谢靳垂在双侧的手骤然握紧,下颌更是绷得紧紧的,他眼睛直直地盯着盛澜舟,声音沙哑,“你不记得我是谁了?”
沈卿棠听到谢靳这话,整个人一僵,眼神也一下变得不可置信起来。
她想起来了!
她昨天总觉得义兄看着眼熟,但是却又想不起在哪儿见过。
现在看阿的反应,她想起来了!
义兄和陈伯父有几分像,特别是眉眼更是有七八分相像,她就说她像是见过义兄,可是又想不起来。
盛长骁有些疑惑地看着谢靳,确定了谢靳的眼神不是见情敌的敌意,他放下手让开身子,沉声问:“靖王殿下,这话是什么意思?”
谢靳抬起有些颤抖的手朝盛长骁鞠了一礼,才问:“我听卿棠说,这盛公子是您救了他,然后留在身边的?”他抬头看着眉头微微皱起,脸色也很严肃的盛澜舟,沉声道:“不知道将军是在哪儿救起他的?是不是淮南河中?”
盛长骁眼睛一眯,一下子挺直了背脊,“你怎么知道?”
盛澜舟也猛地往前走了一步,他看着谢靳,语气惊讶:“你认识我?”
他不知道为什么,在看到这个靖王的第一眼就觉得熟悉又亲切,可是就是想不起来自己在哪儿见过他。
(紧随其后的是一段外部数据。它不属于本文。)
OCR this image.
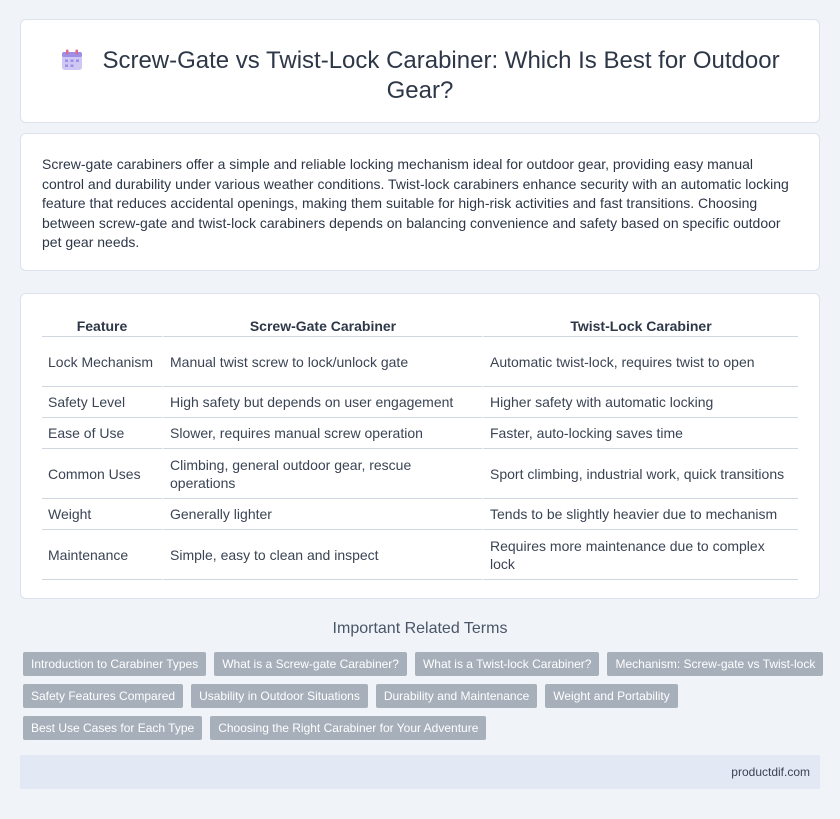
Screw-Gate vs Twist-Lock Carabiner: Which Is Best for Outdoor Gear?

Screw-gate carabiners offer a simple and reliable locking mechanism ideal for outdoor gear, providing easy manual control and durability under various weather conditions. Twist-lock carabiners enhance security with an automatic locking feature that reduces accidental openings, making them suitable for high-risk activities and fast transitions. Choosing between screw-gate and twist-lock carabiners depends on balancing convenience and safety based on specific outdoor pet gear needs.

Feature	Screw-Gate Carabiner	Twist-Lock Carabiner
Lock Mechanism	Manual twist screw to lock/unlock gate	Automatic twist-lock, requires twist to open
Safety Level	High safety but depends on user engagement	Higher safety with automatic locking
Ease of Use	Slower, requires manual screw operation	Faster, auto-locking saves time
Common Uses	Climbing, general outdoor gear, rescue operations	Sport climbing, industrial work, quick transitions
Weight	Generally lighter	Tends to be slightly heavier due to mechanism
Maintenance	Simple, easy to clean and inspect	Requires more maintenance due to complex lock
Important Related Terms
Introduction to Carabiner Types	What is a Screw-gate Carabiner?	What is a Twist-lock Carabiner?	Mechanism: Screw-gate vs Twist-lock
Safety Features Compared	Usability in Outdoor Situations	Durability and Maintenance	Weight and Portability
Best Use Cases for Each Type	Choosing the Right Carabiner for Your Adventure
productdif.com
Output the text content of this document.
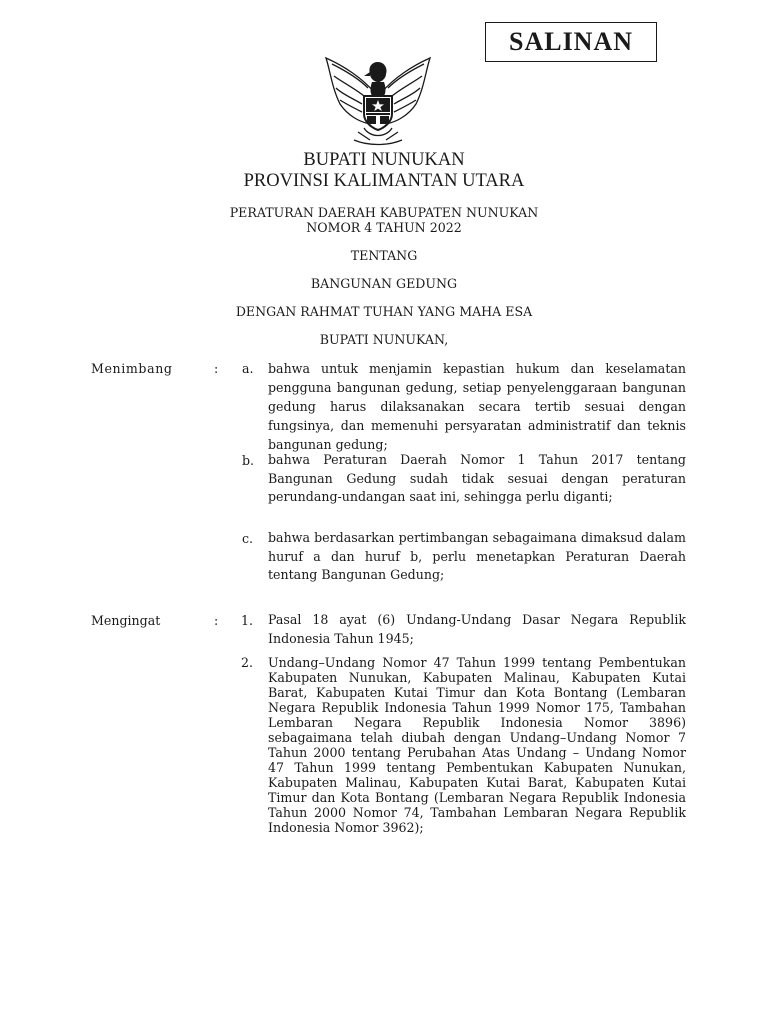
SALINAN
BUPATI NUNUKAN
PROVINSI KALIMANTAN UTARA
PERATURAN DAERAH KABUPATEN NUNUKAN
NOMOR 4 TAHUN 2022
TENTANG
BANGUNAN GEDUNG
DENGAN RAHMAT TUHAN YANG MAHA ESA
BUPATI NUNUKAN,
Menimbang	: a. bahwa untuk menjamin kepastian hukum dan keselamatan pengguna bangunan gedung, setiap penyelenggaraan bangunan gedung harus dilaksanakan secara tertib sesuai dengan fungsinya, dan memenuhi persyaratan administratif dan teknis bangunan gedung;

b. bahwa Peraturan Daerah Nomor 1 Tahun 2017 tentang Bangunan Gedung sudah tidak sesuai dengan peraturan perundang-undangan saat ini, sehingga perlu diganti;

c. bahwa berdasarkan pertimbangan sebagaimana dimaksud dalam huruf a dan huruf b, perlu menetapkan Peraturan Daerah tentang Bangunan Gedung;

Mengingat	: 1. Pasal 18 ayat (6) Undang-Undang Dasar Negara Republik Indonesia Tahun 1945;

2. Undang–Undang Nomor 47 Tahun 1999 tentang Pembentukan Kabupaten Nunukan, Kabupaten Malinau, Kabupaten Kutai Barat, Kabupaten Kutai Timur dan Kota Bontang (Lembaran Negara Republik Indonesia Tahun 1999 Nomor 175, Tambahan Lembaran Negara Republik Indonesia Nomor 3896) sebagaimana telah diubah dengan Undang–Undang Nomor 7 Tahun 2000 tentang Perubahan Atas Undang – Undang Nomor 47 Tahun 1999 tentang Pembentukan Kabupaten Nunukan, Kabupaten Malinau, Kabupaten Kutai Barat, Kabupaten Kutai Timur dan Kota Bontang (Lembaran Negara Republik Indonesia Tahun 2000 Nomor 74, Tambahan Lembaran Negara Republik Indonesia Nomor 3962);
此时听到靖王这样问,他确定了,自己以前肯定和这靖王殿下认识。
盛珏特别敏锐,在谢靳问出那个问题的时候,就大概猜出了盛澜舟的身世,他走过去弯腰抱起念儿走到盛国公面前,低声道:“去院中走走吧,今儿个您还未曾活动呢,一会儿念儿陪您一起走走。”
念儿闻立刻笑着点头,“我牵着曾外祖父走。”
盛国公一听开心了,他笑着点头,“好,咱们去院中散步,让你爹娘和外祖父他们在这儿说话。”
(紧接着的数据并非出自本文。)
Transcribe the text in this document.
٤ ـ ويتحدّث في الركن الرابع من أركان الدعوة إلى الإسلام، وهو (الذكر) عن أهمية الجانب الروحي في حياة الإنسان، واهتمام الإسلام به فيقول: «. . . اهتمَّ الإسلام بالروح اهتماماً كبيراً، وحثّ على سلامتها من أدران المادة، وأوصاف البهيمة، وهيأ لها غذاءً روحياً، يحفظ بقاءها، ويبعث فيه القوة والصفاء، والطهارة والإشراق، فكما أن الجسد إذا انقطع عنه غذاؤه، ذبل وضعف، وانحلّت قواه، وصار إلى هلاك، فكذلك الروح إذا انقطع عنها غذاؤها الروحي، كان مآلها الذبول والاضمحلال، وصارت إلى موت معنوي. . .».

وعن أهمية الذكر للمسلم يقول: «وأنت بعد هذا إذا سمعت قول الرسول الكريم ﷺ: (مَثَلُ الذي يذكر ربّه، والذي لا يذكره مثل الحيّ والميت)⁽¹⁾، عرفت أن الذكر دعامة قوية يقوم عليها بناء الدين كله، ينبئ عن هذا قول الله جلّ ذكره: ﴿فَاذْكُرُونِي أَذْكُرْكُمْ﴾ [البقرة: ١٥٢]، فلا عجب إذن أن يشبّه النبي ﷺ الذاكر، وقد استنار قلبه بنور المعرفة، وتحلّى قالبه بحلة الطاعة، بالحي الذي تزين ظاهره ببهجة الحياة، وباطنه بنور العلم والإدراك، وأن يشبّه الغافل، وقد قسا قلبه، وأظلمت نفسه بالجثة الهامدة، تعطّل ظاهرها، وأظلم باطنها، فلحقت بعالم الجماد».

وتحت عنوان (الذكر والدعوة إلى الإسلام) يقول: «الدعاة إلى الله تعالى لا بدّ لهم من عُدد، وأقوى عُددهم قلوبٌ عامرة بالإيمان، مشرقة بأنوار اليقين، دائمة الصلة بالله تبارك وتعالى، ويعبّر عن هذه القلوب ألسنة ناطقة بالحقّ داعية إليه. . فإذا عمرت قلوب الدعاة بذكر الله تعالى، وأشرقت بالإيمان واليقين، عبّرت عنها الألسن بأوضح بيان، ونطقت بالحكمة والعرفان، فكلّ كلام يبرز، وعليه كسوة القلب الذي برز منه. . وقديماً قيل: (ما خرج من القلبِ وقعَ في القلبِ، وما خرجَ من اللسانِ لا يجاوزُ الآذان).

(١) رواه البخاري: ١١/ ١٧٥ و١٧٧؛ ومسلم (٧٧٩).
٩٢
他们三人离开后,谢靳有些不敢相信地看着盛澜舟,问:“你真的不认识我了?”
盛澜舟看着谢靳眼睛通红的模样,脸色也变得沉重,他使劲逼着自己想起来,却还是一点都想不起来,他摇头,“抱歉。”
“你怎么会把我们忘了?”谢靳声音沙哑,“你知不知道爹娘这些年...”
他话还没说完沈卿棠就上前抓住他的手,低声道:“阿,义兄他被父亲救起来之后昏迷了几日,醒来之后就什么都不记得了。”
谢靳听到这话,猛地闭上眼睛,他深吸了好几口气,才缓缓睁开眼睛,然后松开沈卿棠的手,一步上前抱住盛澜舟,声音沙哑道:“忘记也没关系,只要你还活着就好。”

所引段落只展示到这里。